This week The Genome Center will begin sequencing our first samples from the 1000 Genomes Project. This project, which aims to create a much deeper understanding of normal human variation, will begin by sequencing DNA from the well-characterized samples of the HapMap Project. The initial sequencing plan consists of three separate pilot projects, each of which will generate an unprecedented amount of genomic information.

The first pilot involves sequencing a large number of individuals, about 200, to relatively low coverage, 2× (6 Gb per sample). This study will probe the efficacy of light sequence coverage of a large number of individuals. The resulting data will help to guide the development of methods for imputation of haplotypes from incomplete sequence data. In other words, the ability to predict variation based on other detected variations in the same region of the genome. The data for this pilot project will largely be generated on the Illumina/Solexa platform.

The second pilot project involves the sequencing of two sets of trios (mother-father-child) to high, 20-fold or 20×, coverage. 20× coverage means for each individual's three gigabase (Gb) genome, we will generate about 60 Gb of data. The purpose of this pilot project is several fold. First, by sequencing parents and their offspring, we will attain a better understanding of heritability and genomic mutation rates. Second, by sequencing these subjects to high redundancy, we will be able to gauge the depth of sequence necessary in further studies of human variation. The data for this pilot project will largely be generated on the Illumina (Solexa) platform.

The third pilot project will sequence the exome of over 1000 individuals to 20× coverage. The exome is the collection of all exons in the genome. An exon is the part of the gene whose sequence is transcribed to make proteins. To selectively sequence just the exome, the genome is fragmented and various techniques are used to selectively capture the regions of the genome that are exonic.

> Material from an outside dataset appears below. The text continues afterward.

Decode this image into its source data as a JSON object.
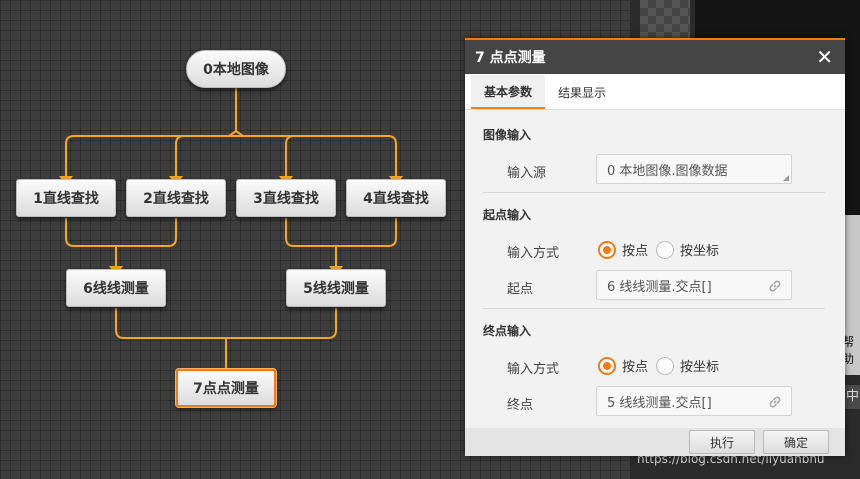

At present, these selection techniques require a significant amount of input DNA and therefore are only usable on samples that have ample DNA. This projects aims to get a detailed picture of genomic variation that directly affects proteins and, therefore, the work of life. The advantage of this approach is the focus on protein changes which can readily be interpreted in terms of how such changes affect the operation of the cell. The disadvantage of this approach is that you do not gain any information on the majority of the genome that does not encode proteins and whose role in the functioning of the cell is little understood. Data for this pilot will largely be generated on the 454 platform.

Together these three pilot projects will not only generate mountains of useful information on human variation, they will also inform the future direction of the 1000 Genomes Project.